At my megacorp, the pension changes happened in two stages. First, they froze the plan to new hires and gave current employees an option to stay in the traditional DB plan, or receive a lump sum and transition to 100% 401k for the future. The only way leaving made financial sense was if you believed that you were very likely to leave the company before retiring. Otherwise, all the calculators showed that we were much better off staying in the DB plan. I elected to stay.

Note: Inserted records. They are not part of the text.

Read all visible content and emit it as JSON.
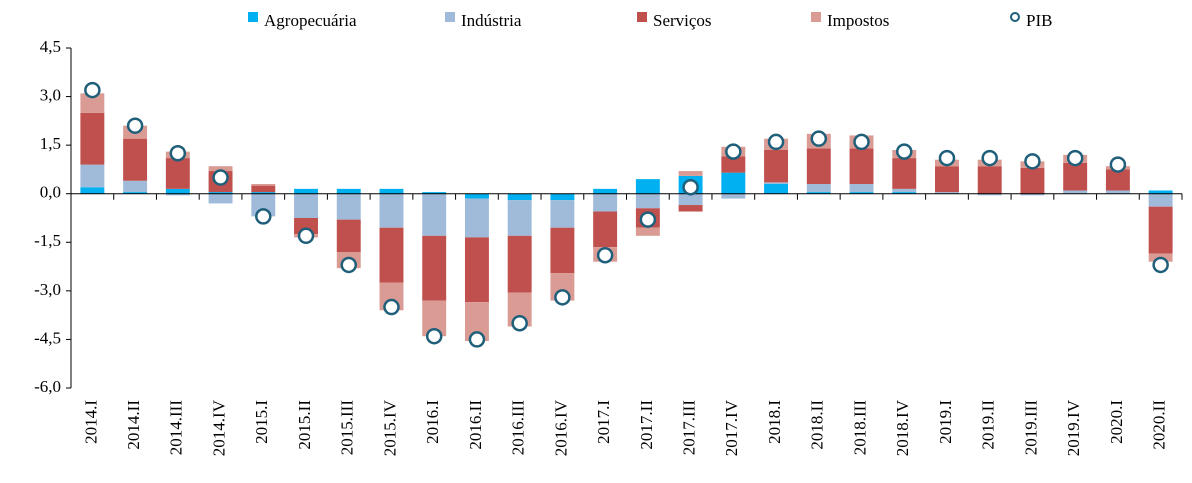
{
  "chart_data": {
    "type": "bar",
    "stacked": true,
    "categories": [
      "2014.I",
      "2014.II",
      "2014.III",
      "2014.IV",
      "2015.I",
      "2015.II",
      "2015.III",
      "2015.IV",
      "2016.I",
      "2016.II",
      "2016.III",
      "2016.IV",
      "2017.I",
      "2017.II",
      "2017.III",
      "2017.IV",
      "2018.I",
      "2018.II",
      "2018.III",
      "2018.IV",
      "2019.I",
      "2019.II",
      "2019.III",
      "2019.IV",
      "2020.I",
      "2020.II"
    ],
    "series": [
      {
        "name": "Agropecuária",
        "color": "#00b0f0",
        "values": [
          0.2,
          0.05,
          0.15,
          0.05,
          0.05,
          0.15,
          0.15,
          0.15,
          0.05,
          -0.15,
          -0.2,
          -0.2,
          0.15,
          0.45,
          0.55,
          0.65,
          0.3,
          0.05,
          0.05,
          0.05,
          0.0,
          0.0,
          0.0,
          0.0,
          0.0,
          0.1
        ]
      },
      {
        "name": "Indústria",
        "color": "#9fbbd9",
        "values": [
          0.7,
          0.35,
          -0.05,
          -0.3,
          -0.7,
          -0.75,
          -0.8,
          -1.05,
          -1.3,
          -1.2,
          -1.1,
          -0.85,
          -0.55,
          -0.45,
          -0.35,
          -0.15,
          0.05,
          0.25,
          0.25,
          0.1,
          0.05,
          -0.05,
          -0.05,
          0.1,
          0.1,
          -0.4
        ]
      },
      {
        "name": "Serviços",
        "color": "#c0504d",
        "values": [
          1.6,
          1.3,
          0.95,
          0.65,
          0.2,
          -0.5,
          -1.0,
          -1.7,
          -2.0,
          -2.0,
          -1.75,
          -1.4,
          -1.1,
          -0.6,
          -0.2,
          0.5,
          1.0,
          1.1,
          1.1,
          0.95,
          0.8,
          0.85,
          0.8,
          0.85,
          0.65,
          -1.45
        ]
      },
      {
        "name": "Impostos",
        "color": "#d99b94",
        "values": [
          0.6,
          0.4,
          0.2,
          0.15,
          0.05,
          -0.1,
          -0.5,
          -0.85,
          -1.1,
          -1.2,
          -1.05,
          -0.85,
          -0.45,
          -0.25,
          0.15,
          0.3,
          0.35,
          0.45,
          0.4,
          0.25,
          0.2,
          0.2,
          0.2,
          0.25,
          0.1,
          -0.25
        ]
      },
      {
        "name": "PIB",
        "type": "scatter",
        "color": "#1f5f7a",
        "values": [
          3.2,
          2.1,
          1.25,
          0.5,
          -0.7,
          -1.3,
          -2.2,
          -3.5,
          -4.4,
          -4.5,
          -4.0,
          -3.2,
          -1.9,
          -0.8,
          0.2,
          1.3,
          1.6,
          1.7,
          1.6,
          1.3,
          1.1,
          1.1,
          1.0,
          1.1,
          0.9,
          -2.2
        ]
      }
    ],
    "ylim": [
      -6.0,
      4.5
    ],
    "yticks": [
      {
        "value": 4.5,
        "label": "4,5"
      },
      {
        "value": 3.0,
        "label": "3,0"
      },
      {
        "value": 1.5,
        "label": "1,5"
      },
      {
        "value": 0,
        "label": "0,0"
      },
      {
        "value": -1.5,
        "label": "-1,5"
      },
      {
        "value": -3.0,
        "label": "-3,0"
      },
      {
        "value": -4.5,
        "label": "-4,5"
      },
      {
        "value": -6.0,
        "label": "-6,0"
      }
    ],
    "grid": false,
    "legend": "top"
  }
}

About 5 years later (after 2009), they decided that freezing the plan to new participants wasn't good enough, so they kicked out any current employee who was less than 40 years old AND set a future date that the plan would be frozen for all participants. I made the cut and they'll freeze the plan the year I turn 55, so they set a nice stretch goal for me

I believe my megacorp made these changes for three main reasons. First of all, offering a good DB pension plan became less important for recruiting new employees as the number of companies with DB plans declined. That allowed them to make the first change to close the plan to new participants. The second, and hopefully last, change they made because the accountants wanted it. Shifting the majority of the employees to a pure DC plan makes it much easier for the company to predict their future retirement obligations. In fact, they now vest the company match immediately, and kick in their extra bits at the end of the year, so it's all neat and tidy from an annual report perspective.

The final reason is easy; the DB plan costs more than the 401k, so cutting it saves the company money. By "costs more" I mean that I think the overall costs to the company per employee were higher than what they replaced it with in the 401k. I think the two big stock drops and the low bond rates contributed in no small way to their decision to essentially end our DB plan.